Dans ce parti, où les décisions sont prises dans le domicile parisien du couple, tout le monde considère le débat comme clos. « Tout le monde est d’accord pour dire que ça doit être lui : il a la plus grande notoriété. Les sondages ne montrent pas de différence entre elle et lui », a souligné Geoffrey Fournier-Delattre, responsable de la cellule programmatique. « Je ne vois pas pourquoi il ne serait pas le candidat. Je l’ai vu devenir de plus en plus motivé ces derniers mois. Il veut défendre ses idées.

Départ de quatre eurodéputés

Le parti a perdu quelques membres depuis juin 2024. Il s’agit du départ de quatre des cinq eurodéputés fraîchement élus. L’une d’entre elles est Marion Maréchal, petite-fille de Jean-Marie Le Pen. Après son départ, elle a fondé le parti Identité Libertés. Un autre membre qui est parti est Stanislas Rigault. Il est l’ancienne figure du mouvement des jeunes qui a fondé son agence de communication. Depuis mars, le groupe a également perdu de son tranchant.

La cause en est le retrait inconditionnel de Sarah Knafo en faveur de Rachida Dati, au second tour des élections municipales à Paris. Cela est dû au fait que Dati ne voulait pas faire de coalition avec Knafo contre les partis de gauche. « Si Sarah Knafo avait obtenu un autre résultat aux élections municipales de Paris, ou si les sondages avaient montré une différence claire entre les deux, il y aurait peut-être eu un débat pour les gens », analyse Stanislas Rigault, ex-leader de Reconquête.

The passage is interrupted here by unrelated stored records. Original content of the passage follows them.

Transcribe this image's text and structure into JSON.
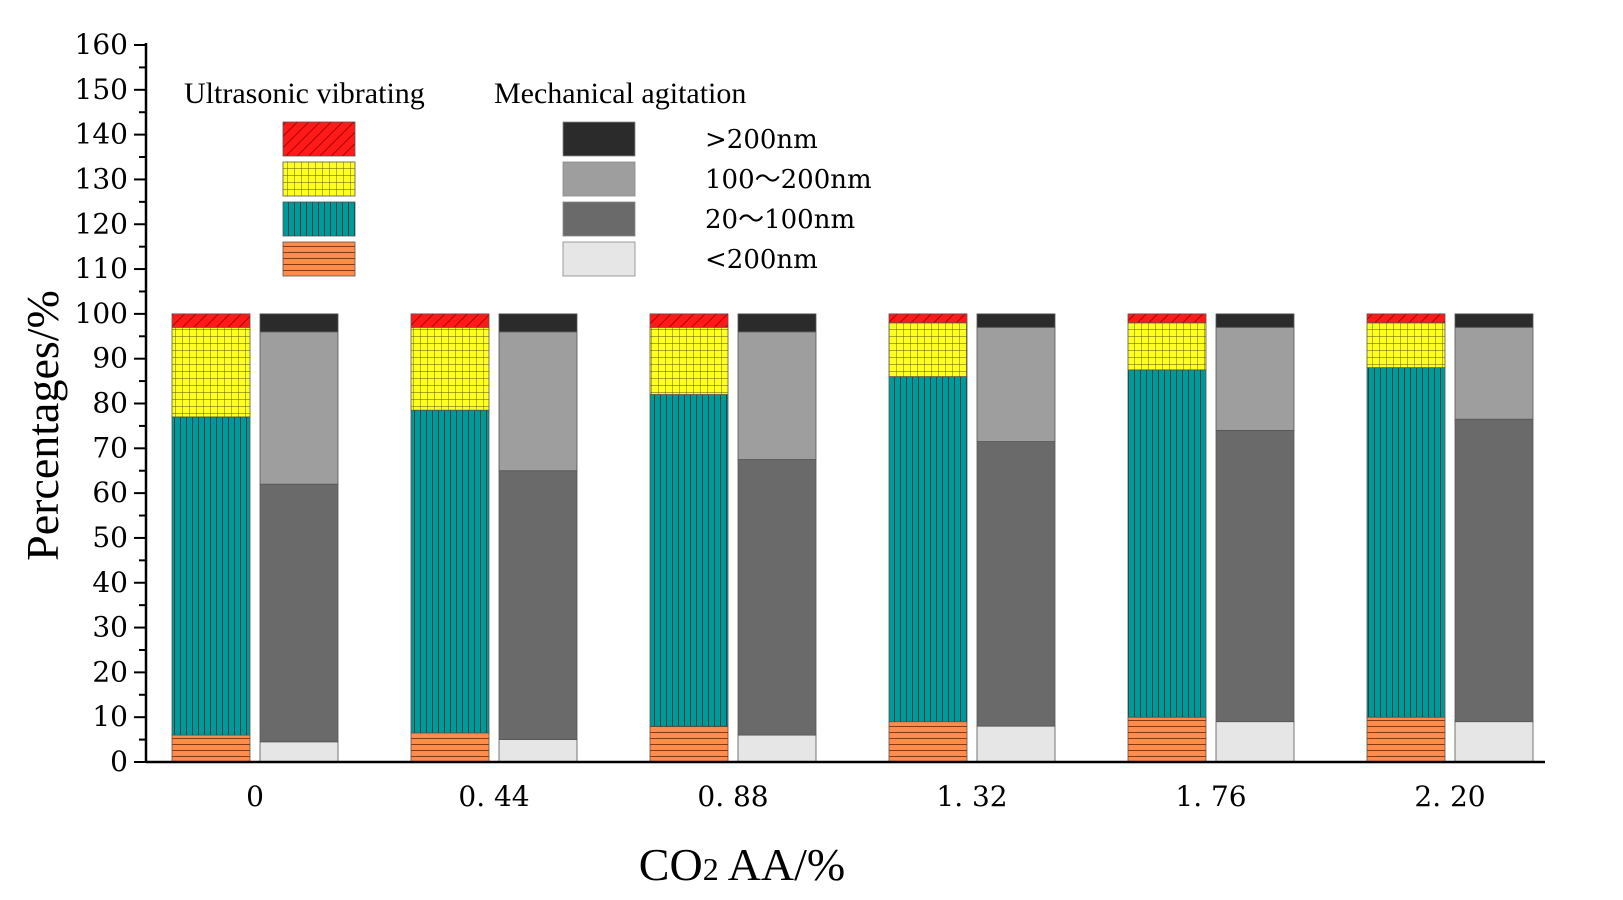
{
  "chart_data": {
    "type": "bar",
    "stacked": true,
    "xlabel_main": "CO",
    "xlabel_sub": "2",
    "xlabel_rest": " AA/%",
    "ylabel": "Percentages/%",
    "ylim": [
      0,
      160
    ],
    "yticks": [
      0,
      10,
      20,
      30,
      40,
      50,
      60,
      70,
      80,
      90,
      100,
      110,
      120,
      130,
      140,
      150,
      160
    ],
    "categories": [
      "0",
      "0. 44",
      "0. 88",
      "1. 32",
      "1. 76",
      "2. 20"
    ],
    "groups": [
      {
        "name": "Ultrasonic vibrating",
        "segments": [
          {
            "size": "<200nm",
            "values": [
              6,
              6.5,
              8,
              9,
              10,
              10
            ]
          },
          {
            "size": "20～100nm",
            "values": [
              71,
              72,
              74,
              77,
              77.5,
              78
            ]
          },
          {
            "size": "100～200nm",
            "values": [
              20,
              18.5,
              15,
              12,
              10.5,
              10
            ]
          },
          {
            "size": ">200nm",
            "values": [
              3,
              3,
              3,
              2,
              2,
              2
            ]
          }
        ]
      },
      {
        "name": "Mechanical agitation",
        "segments": [
          {
            "size": "<200nm",
            "values": [
              4.5,
              5,
              6,
              8,
              9,
              9
            ]
          },
          {
            "size": "20～100nm",
            "values": [
              57.5,
              60,
              61.5,
              63.5,
              65,
              67.5
            ]
          },
          {
            "size": "100～200nm",
            "values": [
              34,
              31,
              28.5,
              25.5,
              23,
              20.5
            ]
          },
          {
            "size": ">200nm",
            "values": [
              4,
              4,
              4,
              3,
              3,
              3
            ]
          }
        ]
      }
    ],
    "legend": {
      "group_headers": [
        "Ultrasonic vibrating",
        "Mechanical agitation"
      ],
      "size_labels": [
        ">200nm",
        "100～200nm",
        "20～100nm",
        "<200nm"
      ],
      "placement": "top-left"
    },
    "colors": {
      "ultrasonic": {
        ">200nm": "#ff1a1a",
        "100～200nm": "#ffff22",
        "20～100nm": "#009999",
        "<200nm": "#ff8c4a"
      },
      "mechanical": {
        ">200nm": "#2b2b2b",
        "100～200nm": "#9e9e9e",
        "20～100nm": "#6a6a6a",
        "<200nm": "#e6e6e6"
      }
    }
  }
}
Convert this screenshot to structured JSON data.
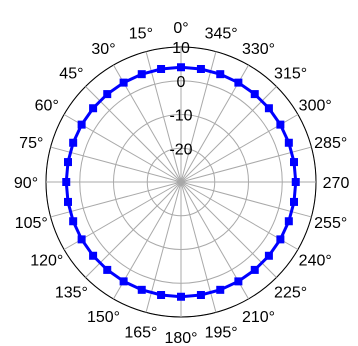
{
  "chart_data": {
    "type": "polar-line",
    "title": "",
    "angle_direction": "counterclockwise",
    "zero_angle_position": "top",
    "angle_step_deg": 15,
    "angle_tick_labels": [
      "0°",
      "15°",
      "30°",
      "45°",
      "60°",
      "75°",
      "90°",
      "105°",
      "120°",
      "135°",
      "150°",
      "165°",
      "180°",
      "195°",
      "210°",
      "225°",
      "240°",
      "255°",
      "270",
      "285°",
      "300°",
      "315°",
      "330°",
      "345°"
    ],
    "radial_range": [
      -30,
      10
    ],
    "radial_ticks": [
      -30,
      -20,
      -10,
      0,
      10
    ],
    "radial_tick_labels": [
      "-20",
      "-10",
      "0",
      "10"
    ],
    "grid": true,
    "series": [
      {
        "color": "#0000ff",
        "marker": "square",
        "angles_deg": [
          0,
          10,
          20,
          30,
          40,
          50,
          60,
          70,
          80,
          90,
          100,
          110,
          120,
          130,
          140,
          150,
          160,
          170,
          180,
          190,
          200,
          210,
          220,
          230,
          240,
          250,
          260,
          270,
          280,
          290,
          300,
          310,
          320,
          330,
          340,
          350
        ],
        "values": [
          4,
          4,
          4,
          4,
          4,
          4,
          4,
          4,
          4,
          4,
          4,
          4,
          4,
          4,
          4,
          4,
          4,
          4,
          4,
          4,
          4,
          4,
          4,
          4,
          4,
          4,
          4,
          4,
          4,
          4,
          4,
          4,
          4,
          4,
          4,
          4
        ]
      }
    ]
  }
}
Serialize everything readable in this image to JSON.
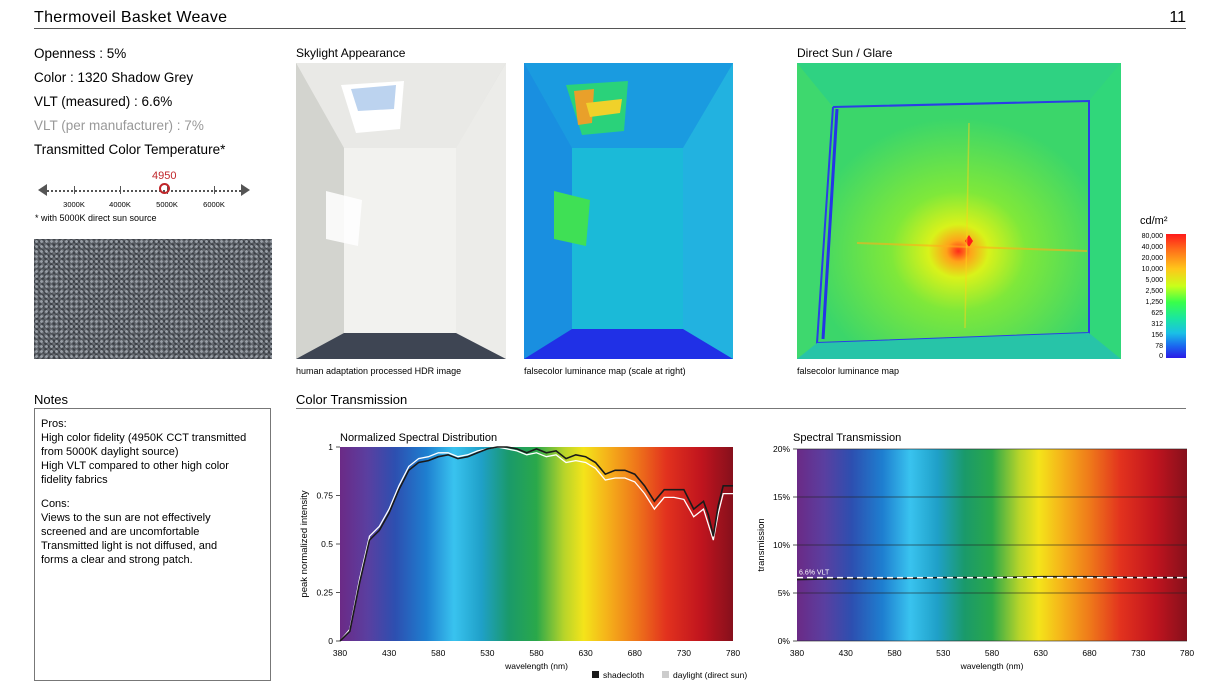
{
  "header": {
    "title": "Thermoveil Basket Weave",
    "page": "11"
  },
  "properties": {
    "openness": "Openness : 5%",
    "color": "Color : 1320 Shadow Grey",
    "vlt_measured": "VLT (measured) : 6.6%",
    "vlt_manufacturer": "VLT (per manufacturer) : 7%",
    "cct_title": "Transmitted Color Temperature*",
    "cct_value": "4950",
    "cct_ticks": [
      "3000K",
      "4000K",
      "5000K",
      "6000K"
    ],
    "footnote": "* with 5000K direct sun source"
  },
  "skylight": {
    "title": "Skylight Appearance",
    "caption_hdr": "human adaptation processed HDR image",
    "caption_false": "falsecolor luminance map (scale at right)"
  },
  "directsun": {
    "title": "Direct Sun / Glare",
    "caption": "falsecolor luminance map"
  },
  "luminance_legend": {
    "unit": "cd/m²",
    "labels": [
      "80,000",
      "40,000",
      "20,000",
      "10,000",
      "5,000",
      "2,500",
      "1,250",
      "625",
      "312",
      "156",
      "78",
      "0"
    ]
  },
  "notes": {
    "title": "Notes",
    "pros_label": "Pros:",
    "pros": [
      "High color fidelity (4950K CCT transmitted",
      "from 5000K daylight source)",
      "High VLT compared to other high color",
      "fidelity fabrics"
    ],
    "cons_label": "Cons:",
    "cons": [
      "Views to the sun are not effectively",
      "screened and are uncomfortable",
      "Transmitted light is not diffused, and",
      "forms a clear and strong patch."
    ]
  },
  "color_transmission": {
    "title": "Color Transmission"
  },
  "chart_data": [
    {
      "type": "line",
      "title": "Normalized Spectral Distribution",
      "xlabel": "wavelength (nm)",
      "ylabel": "peak normalized intensity",
      "x_ticks": [
        "380",
        "430",
        "580",
        "530",
        "580",
        "630",
        "680",
        "730",
        "780"
      ],
      "y_ticks": [
        "0",
        "0.25",
        "0.5",
        "0.75",
        "1"
      ],
      "xlim": [
        380,
        780
      ],
      "ylim": [
        0,
        1
      ],
      "legend": [
        "shadecloth",
        "daylight (direct sun)"
      ],
      "legend_position": "bottom-right",
      "series": [
        {
          "name": "shadecloth",
          "color": "#1a1a1a",
          "x": [
            380,
            390,
            400,
            410,
            420,
            430,
            440,
            450,
            460,
            470,
            480,
            490,
            500,
            510,
            520,
            530,
            540,
            550,
            560,
            570,
            580,
            590,
            600,
            610,
            620,
            630,
            640,
            650,
            660,
            670,
            680,
            690,
            700,
            710,
            720,
            730,
            740,
            750,
            755,
            760,
            765,
            770,
            780
          ],
          "y": [
            0.0,
            0.05,
            0.3,
            0.52,
            0.57,
            0.66,
            0.78,
            0.88,
            0.92,
            0.93,
            0.95,
            0.96,
            0.94,
            0.95,
            0.97,
            0.99,
            1.0,
            1.0,
            0.99,
            0.97,
            0.99,
            0.97,
            0.98,
            0.94,
            0.96,
            0.95,
            0.92,
            0.86,
            0.88,
            0.88,
            0.86,
            0.8,
            0.72,
            0.78,
            0.78,
            0.78,
            0.68,
            0.72,
            0.65,
            0.54,
            0.7,
            0.8,
            0.8
          ]
        },
        {
          "name": "daylight (direct sun)",
          "color": "#ffffff",
          "x": [
            380,
            390,
            400,
            410,
            420,
            430,
            440,
            450,
            460,
            470,
            480,
            490,
            500,
            510,
            520,
            530,
            540,
            550,
            560,
            570,
            580,
            590,
            600,
            610,
            620,
            630,
            640,
            650,
            660,
            670,
            680,
            690,
            700,
            710,
            720,
            730,
            740,
            750,
            755,
            760,
            765,
            770,
            780
          ],
          "y": [
            0.0,
            0.06,
            0.32,
            0.54,
            0.59,
            0.68,
            0.8,
            0.9,
            0.94,
            0.95,
            0.97,
            0.97,
            0.95,
            0.96,
            0.98,
            0.99,
            1.0,
            0.99,
            0.98,
            0.96,
            0.97,
            0.95,
            0.96,
            0.92,
            0.93,
            0.92,
            0.89,
            0.83,
            0.84,
            0.84,
            0.82,
            0.76,
            0.68,
            0.74,
            0.74,
            0.73,
            0.64,
            0.68,
            0.6,
            0.52,
            0.66,
            0.76,
            0.76
          ]
        }
      ]
    },
    {
      "type": "line",
      "title": "Spectral Transmission",
      "xlabel": "wavelength (nm)",
      "ylabel": "transmission",
      "x_ticks": [
        "380",
        "430",
        "580",
        "530",
        "580",
        "630",
        "680",
        "730",
        "780"
      ],
      "y_ticks": [
        "0%",
        "5%",
        "10%",
        "15%",
        "20%"
      ],
      "xlim": [
        380,
        780
      ],
      "ylim": [
        0,
        20
      ],
      "series": [
        {
          "color": "#1a1a1a",
          "x": [
            380,
            430,
            480,
            530,
            580,
            630,
            680,
            730,
            780
          ],
          "y": [
            6.4,
            6.5,
            6.5,
            6.6,
            6.6,
            6.7,
            6.7,
            6.6,
            6.6
          ]
        }
      ],
      "reference_line": {
        "value": 6.6,
        "label": "6.6% VLT"
      }
    }
  ]
}
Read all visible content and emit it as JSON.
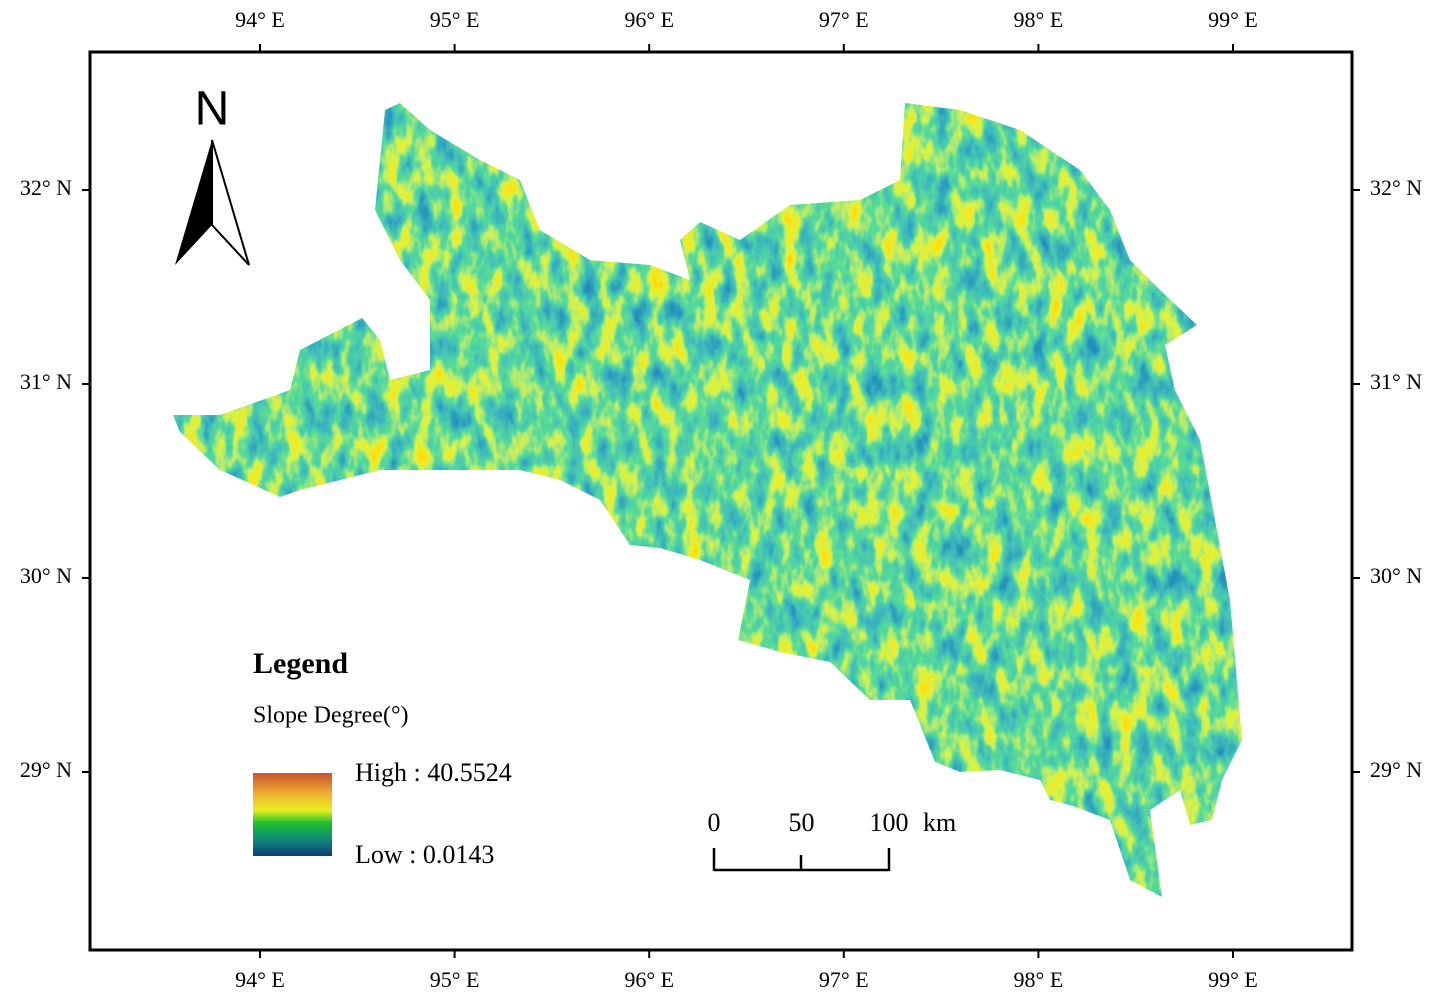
{
  "map": {
    "north_label": "N",
    "lon_labels": [
      "94° E",
      "95° E",
      "96° E",
      "97° E",
      "98° E",
      "99° E"
    ],
    "lat_labels": [
      "32° N",
      "31° N",
      "30° N",
      "29° N"
    ],
    "legend": {
      "title": "Legend",
      "subtitle": "Slope Degree(°)",
      "high": "High : 40.5524",
      "low": "Low : 0.0143"
    },
    "scale_bar": {
      "labels": [
        "0",
        "50",
        "100"
      ],
      "unit": "km"
    }
  }
}
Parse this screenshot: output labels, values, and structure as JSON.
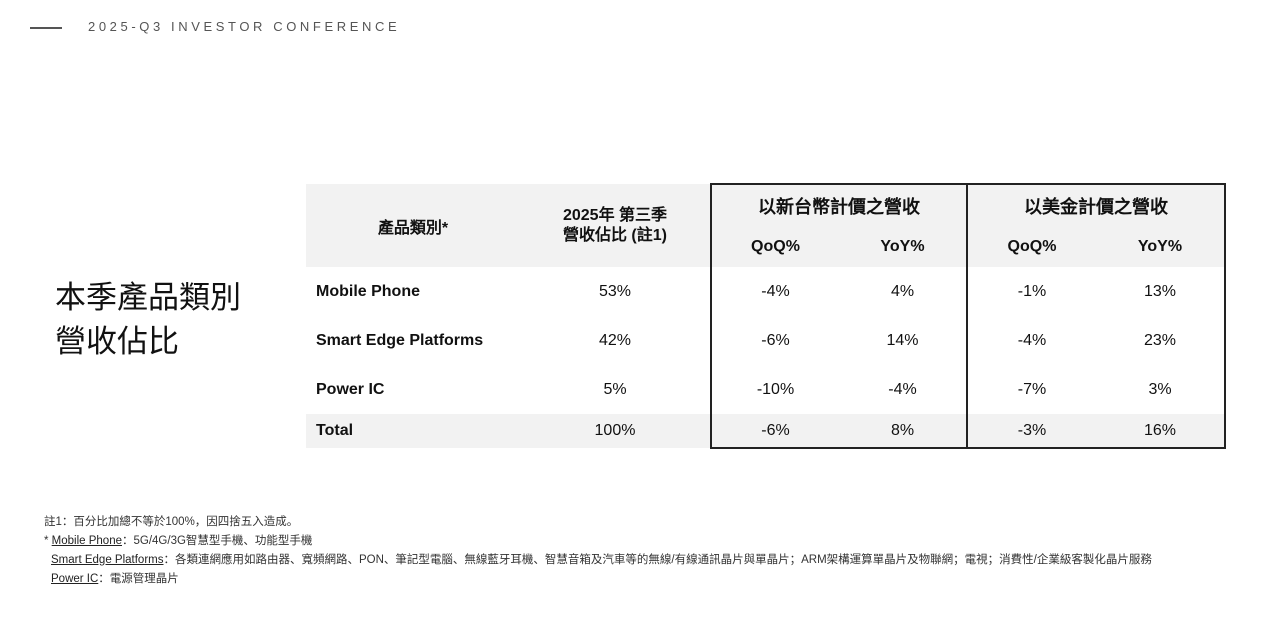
{
  "header": {
    "conference": "2025-Q3 INVESTOR CONFERENCE"
  },
  "title": {
    "line1": "本季產品類別",
    "line2": "營收佔比"
  },
  "table": {
    "col_category": "產品類別*",
    "col_share_line1": "2025年 第三季",
    "col_share_line2": "營收佔比 (註1)",
    "group_ntd": "以新台幣計價之營收",
    "group_usd": "以美金計價之營收",
    "sub": {
      "qoq": "QoQ%",
      "yoy": "YoY%"
    },
    "rows": [
      {
        "category": "Mobile Phone",
        "share": "53%",
        "ntd_qoq": "-4%",
        "ntd_yoy": "4%",
        "usd_qoq": "-1%",
        "usd_yoy": "13%"
      },
      {
        "category": "Smart Edge Platforms",
        "share": "42%",
        "ntd_qoq": "-6%",
        "ntd_yoy": "14%",
        "usd_qoq": "-4%",
        "usd_yoy": "23%"
      },
      {
        "category": "Power IC",
        "share": "5%",
        "ntd_qoq": "-10%",
        "ntd_yoy": "-4%",
        "usd_qoq": "-7%",
        "usd_yoy": "3%"
      },
      {
        "category": "Total",
        "share": "100%",
        "ntd_qoq": "-6%",
        "ntd_yoy": "8%",
        "usd_qoq": "-3%",
        "usd_yoy": "16%"
      }
    ]
  },
  "notes": {
    "note1": "註1：百分比加總不等於100%，因四捨五入造成。",
    "star": "* ",
    "mobile_label": "Mobile Phone",
    "mobile_text": "：5G/4G/3G智慧型手機、功能型手機",
    "smart_label": "Smart Edge Platforms",
    "smart_text": "：各類連網應用如路由器、寬頻網路、PON、筆記型電腦、無線藍牙耳機、智慧音箱及汽車等的無線/有線通訊晶片與單晶片；ARM架構運算單晶片及物聯網；電視；消費性/企業級客製化晶片服務",
    "power_label": "Power IC",
    "power_text": "：電源管理晶片"
  }
}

Proposition pour consultation

Une décision prise sans concertation avec ses camarades de campagne, mais après consultation de Vincent Bolloré, selon un participant à la campagne. Le retrait de la candidature a provoqué des rancœurs internes et peut dérouter une partie de ses électeurs, qui se sentent très éloignés d’un ministre d’Emmanuel Macron, d’autant que cela n’a pas suffi à sauver la droite parisienne. La décision était cependant en accord avec la stratégie de l’« union des droites » portée par Reconquête et avec l’ambition de Sarah Knafo de paraître pleinement intégrée au jeu des droites républicaines, malgré quelques binationaux.

Fondations inchangées

Depuis les élections municipales, Sarah Knafo n’a plus rétabli le nom de son parti sur ses réseaux sociaux. Toujours dans l’optique de se défaire de son image radicale, elle s’interroge en privé sur son appartenance à son groupe au Parlement européen. Mais quitter ce groupe, dont elle est vice-présidente, signifierait aussi qu’elle perdrait des moyens financiers importants pour le recrutement de collaborateurs. Cela souligne son soutien.

Éric Zemmour n’a pas renoncé à la radicalité de son discours. Son livre Suicide français n’est pas exempt des propos relativisant les crimes de Vichy ou les agressions sexuelles. Dans ses deux addenda, en introduction et en conclusion, l’ex-candidat à la présidentielle de 2022 souligne sa propre clairvoyance. Il appelle à un « réveil de l’Occident », sans doute provoqué par l’arrivée de millions de personnes de culture arabo-islamique, par l’industrie chinoise, par les « lobbys » LGBT et antiracistes et par « l’universalisme nihiliste ».